1) Golongan pertama Ahli waris golongan pertama terdiri dari suami atau istri yang hidup terlama ditambah anak atau anak-anak serta sekalian keturunan anak-anak. Ahli waris golongan pertama diatur dalam 852, 852 a Kitab Undang-Undang Hukum Perdata. Ketentuan di dalam Kitab Undang- Undang Hukum Perdata mengenai anak hanya mengatur tentang anak sah, anak yang disahkan dan anak luar kawin yang diakui. Tentang anak luar kawin diatur dalam Pasal 863 Kitab Undang-Undang Hukum Perdata. Akan tetapi dalam hal ini tidak ada pengaturan mengenai anak dengan proses bayi tabung.

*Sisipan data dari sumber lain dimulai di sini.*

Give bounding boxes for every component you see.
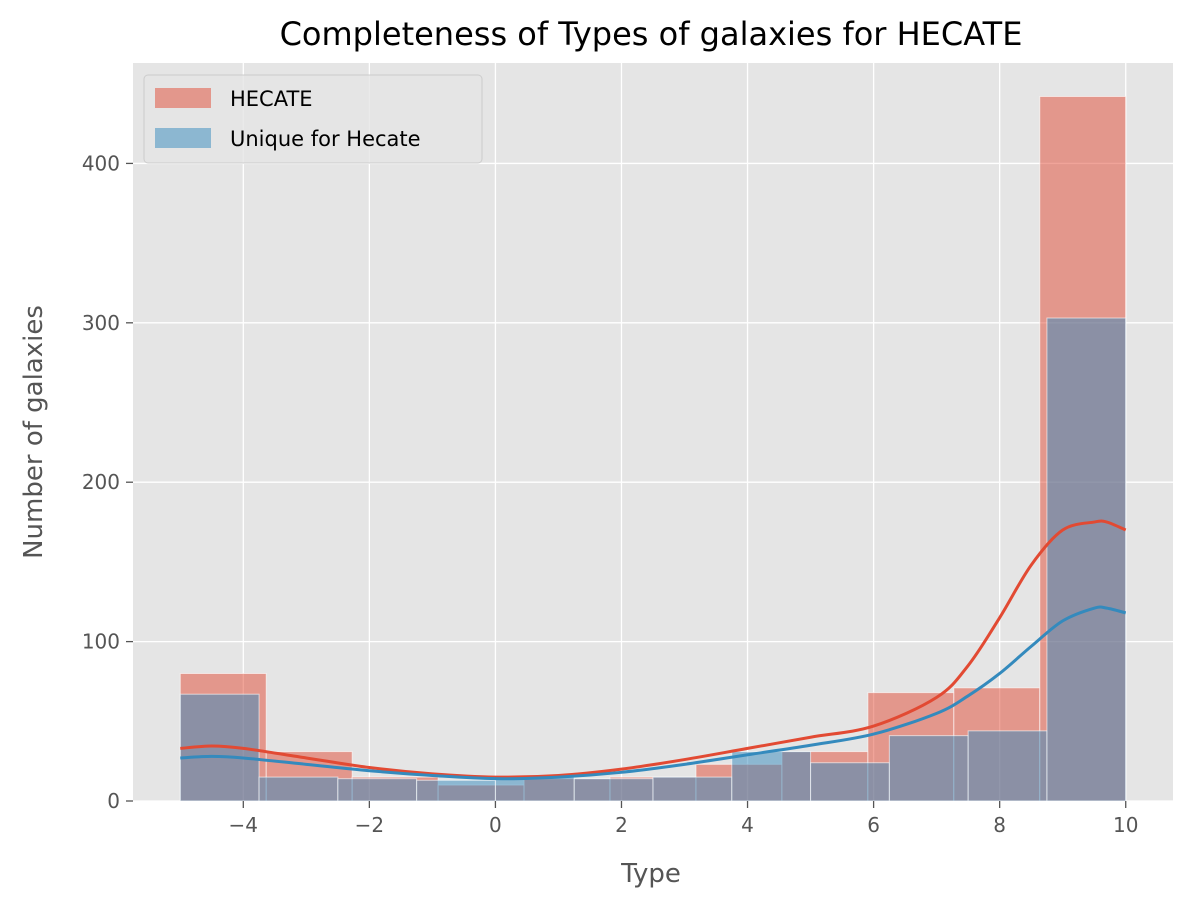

2) Golongan kedua Ahli waris golongan kedua terdiri atas ayah dan ibu yang masih hidup, ayah atau ibu yang salah satunya telah meninggal dan saudara serta keturunan saudara. Ahli waris golongan kedua ini diatur dalam Pasal 854, 855, 856, dan 857 Kitab Undang-Undang Hukum Perdata.

3) Golongan ketiga Ahli waris golongan ketiga terdiri atas kakek nenek garis ibu dan kakek nenek garis ayah. Menurut Pasal 853 Kitab Undang-Undang Hukum Perdata, jika yang meninggal dunia tidak meninggalkan keturunan maupun suami atau istri maupun saudara, maka harta warisan dikloving (dibagi dua), satu bagian untuk sekalian keluarga sedarah dalam garis bapak lurus keatas dan satu bagian lainnya untuk sekalian keluarga sedarah dalam garis ibu lurus keatas.

4) Golongan keempat Ahli waris golongan keempat terdiri atas sanak keluarga pewaris dalam garis menyimpang sampai derajat keenam dan derajat ketujuh karena penggantian tempat (Anisitus Amanat, 2001:7).